Hello, I'm Xiaoshuai
Today, I'll give you some of the simplest crawler cases. In the future, I'll update some crawler related skill points for you. Please continue to pay attention. In addition, your third company is the biggest support for Xiaoshuai. However, it's a statement that all cases sent by Xiaoshuai are for you to learn. Don't use them indiscriminately or for business!
preface
Our first crawler program is to crawl the names of all tutorial information of a video network. Some of the techniques used in the following code locks are not covered by us. We will explain them one by one in the later study. Here is just to let you have a general understanding of the crawler program, be familiar with the most basic crawler process, and have a rough impression of crawler processing. At the same time, it is also to stimulate your enthusiasm for learning, so that you can deepen your impression of crawler not only in theory, but also in practice.
There are also some small cases, 25 game source codes Click the blue font in front to get it by yourself
1.1 establish imoocspider Py file
The naming of crawler files must be accurate. The crawler will name the website with which it crawls.
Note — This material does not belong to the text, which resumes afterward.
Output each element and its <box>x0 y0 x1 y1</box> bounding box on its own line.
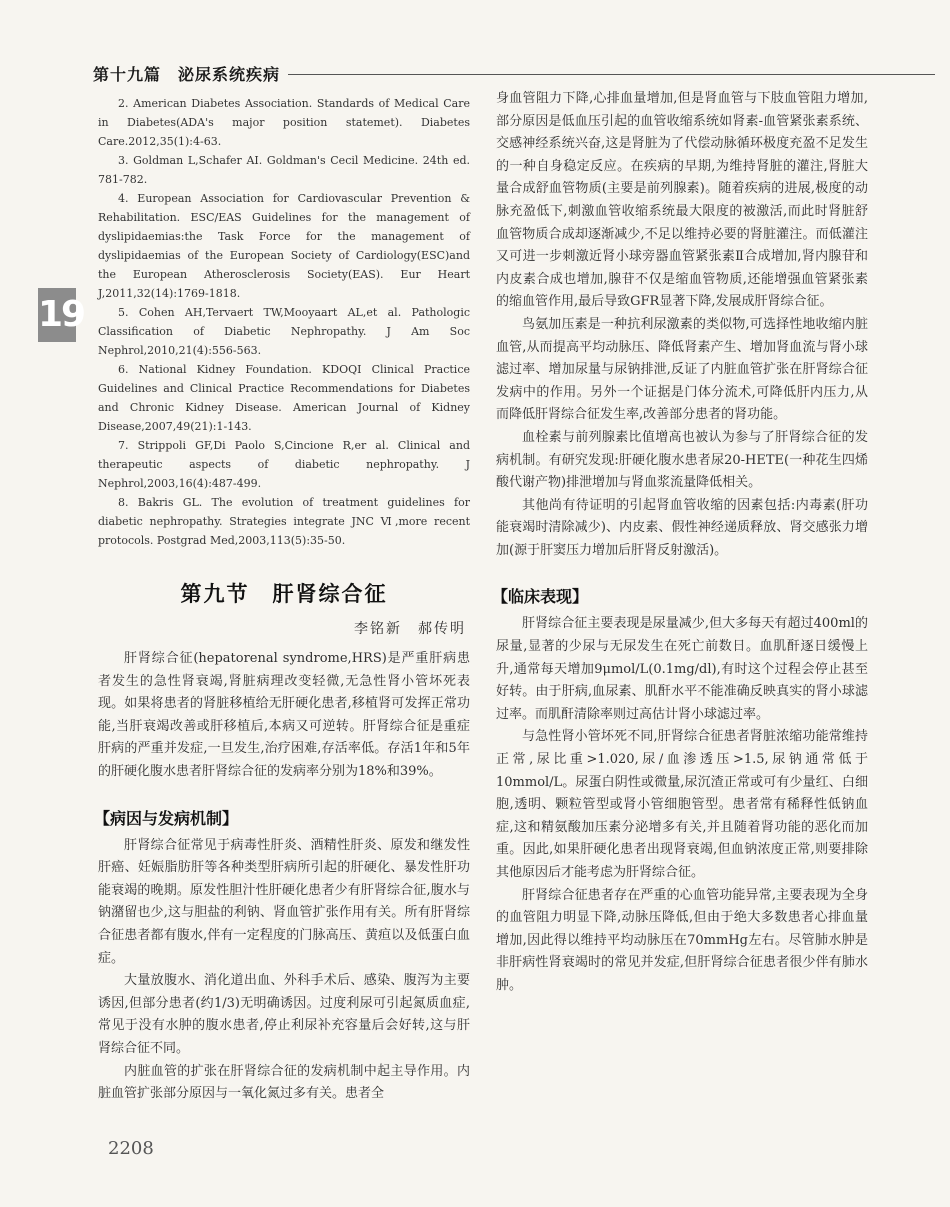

In this way, we will write more and more crawlers in the future, which will be convenient for management.
After the file is created, first import the requests third-party library and the page parsing tool BeautifulSoup:
import requests # Requests library, which is used to send network requests from bs4 import BeautifulSoup # A parsing library for parsing web page structure
Tips: beautiful soup, which we will talk about later, is just for the first time.
1.2 defining URL variables
Define the url variable url. The url stores the website we want to crawl
url = "https://www.imooc.com "# a course website homepage address
1.3 create request header
Create a request header because the server will distinguish whether the request is a browser or a crawler. If it is a crawler, it will directly disconnect the request, resulting in the failure of the request. In order not to expose our crawler, we should put a layer of camouflage on it, so that the server will think that the browser is requesting:
headers = {'User-Agent' : 'Mozilla/5.0 (Macintosh; Intel Mac OS X 10_11_5) AppleWebKit/537.36 (KHTML, like Gecko) Chrome/51.0.2704.79 Safari/537.36'} # Request header
1.4 initiate request
Use the get method in the requests library to make a request:
r = requests.get(url, headers= headers) # Send request
1.5 parsing request results
Because the result of the request is in HTML format, we use beautiful soup to parse our request result:
bs = BeautifulSoup(r.text, "html.parser") # Parsing web pages
In the returned request result, all the data we want is wrapped in the h3 tag, so we use beautiful soup to find all the h3 tags in the returned result, strip them and store them in the variable mooc_classes.
mooc_classes = bs.find_all("h3", class_="course-card-name") # Locate tutorial information
1.6 parsing data
Peel off the course name in each h3 tag and store it in class_list, and finally save the course information into the text file:
class_list = [] for i in range(len(mooc_classes)): title = mooc_classes[i].text.strip() class_list.append("Course name : {} \n".format(title)) #Formatting tutorial information with open('mooc_classes.txt', "a+") as f: # Write tutorial information to a text file for text in class_list: f.write(text)
1.7 final code
Here is the final code of our little crawler:
Example demonstration
import requests # Requests library, which is used to send network requests from bs4 import BeautifulSoup # This is a parsing library for parsing web pages url = "https://www.......com "# tutorial website homepage address headers = {'User-Agent' : 'Mozilla/5.0 (Macintosh; Intel Mac OS X 10_11_5) AppleWebKit/537.36 (KHTML, like Gecko) Chrome/51.0.2704.79 Safari/537.36'} # Request header r = requests.get(url, headers= headers) # Send request bs = BeautifulSoup(r.text, "html.parser") # Parsing web pages mooc_classes = bs.find_all("h3", class_="course-card-name") # Locate tutorial information class_list = [] for i in range(len(mooc_classes)): title = mooc_classes[i].text.strip() class_list.append("Course name : {} \n".format(title)) #Formatting tutorial information with open('mooc_classes.txt', "a+") as f: # Write tutorial information to a text file for text in class_list: f.write(text)
**The above program is the simplest crawler program** Finally, we format the output style so that the output format is the style of tutorial name + tutorial network name. Finally, we save the results to a TXT file. Finally, let's open the txt file to see the effect:
Summary
In this section, the simplest crawler program is implemented by using beautiful soup and Requests. We will discuss their learning in detail in the following chapters. This small program is just to show you the most basic workflow of a crawler. Careful students will certainly find that our amount of code is not much, so we can easily realize a simple crawling work. In fact, because of the simplicity and convenience of using Python to write crawler programs, python language has become the first choice to write crawler programs.
↓↓↓↓↓ take the source code of the business card and the learning route at the bottom ↓ ↓ ↓ ↓????